«—Oui, marié à une amie de la reine Hortense; lui, un brave, le plus brave de nous tous, descendre au rôle de courtisan!
«—Mais, lui dis-je, la femme de Ney est douée de toutes les vertus.
«—Nul doute; digne du nom que Ney lui donne; mais c'est pour cela qu'il aurait dû la choisir, et non la recevoir. Mais laissons cela; les farces politiques finiront peut-être.
«—Mais, mon ami, tout cela n'eût pas commencé, si vous eussiez eu plus d'ambition ou de justice pour vous-même.
«—Oh! Dieu m'entend: je ne porte point envie au Corse; je le méprise, et je souffre de voir des hommes comme Ney lui servir de complice pour asservir mon pays.»
Jamais je n'avais vu à Moreau cette exaltation; je savais bien qu'il n'avait jamais aimé Bonaparte, mais jamais son aversion ne s'était exhalée en termes si énergiques. Il me donna encore tout ce qu'un homme d'honneur peut concevoir de conseils pour une femme qui l'intéresse, et je le quittai.

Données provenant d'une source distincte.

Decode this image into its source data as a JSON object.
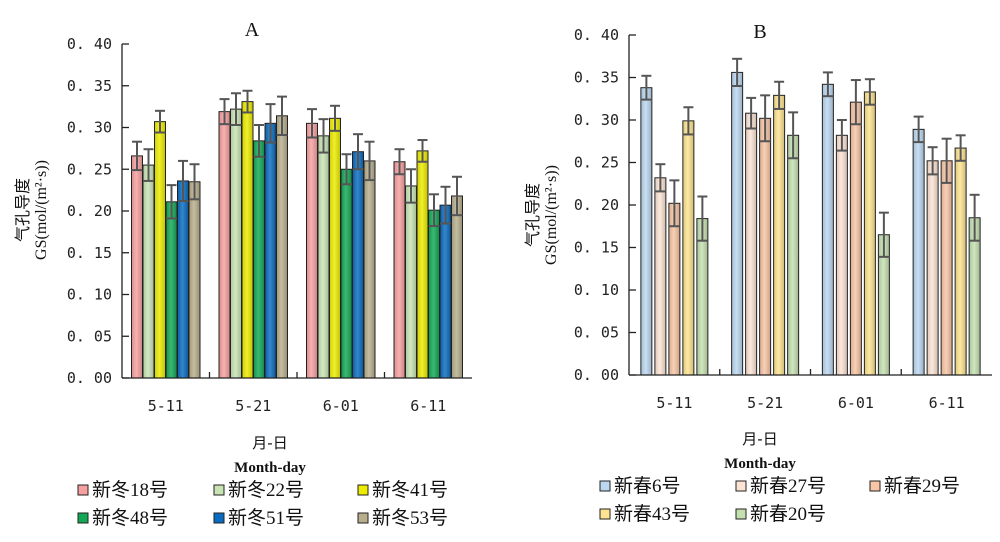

Je ne revis plus Moreau. Ayant su que Ney n'était point à Paris, je partis le lendemain même pour la Hollande, après lui avoir écrit pour le prévenir de mon passage par Paris. J'arrivai sans accident, ce qui est fort rare, à Delft, où j'avais des connaissances, et où je m'arrêtai quelques jours. J'écrivis à ma cousine, et n'eus point de réponse; ma lettre à ma mère reçut la suivante:
«Ce n'est pas ici qu'on a demandé à vous voir, c'est à Amsterdam que votre présence est nécessaire: rendez-vous-y sans délai, n'acceptez aucune somme comptant pour renoncer à la pension qu'on vous doit; on a écrit à M. Krayenhof, allez prendre ses avis.»
Sans laisser une minute à la raison, je répondis:
«Puisque, après une longue absence, je ne reviens dans ma famille que pour en être repoussée, qu'on me regarde dans ce moment comme à jamais étrangère, je vais à Amsterdam, et traiterai de mes intérêts sans prendre d'autres conseils que mes seules volontés pour régler des affaires qui, dès ce jour, ne doivent plus en rien occuper une famille à laquelle moi aussi je renonce. On a appris à ma mère à me repousser, peut-être à me haïr! Mais en songeant que je suis l'image et fus l'enfant chéri de celui qu'elle pleure, j'ose espérer que du moins jamais elle ne maudira sa fille.»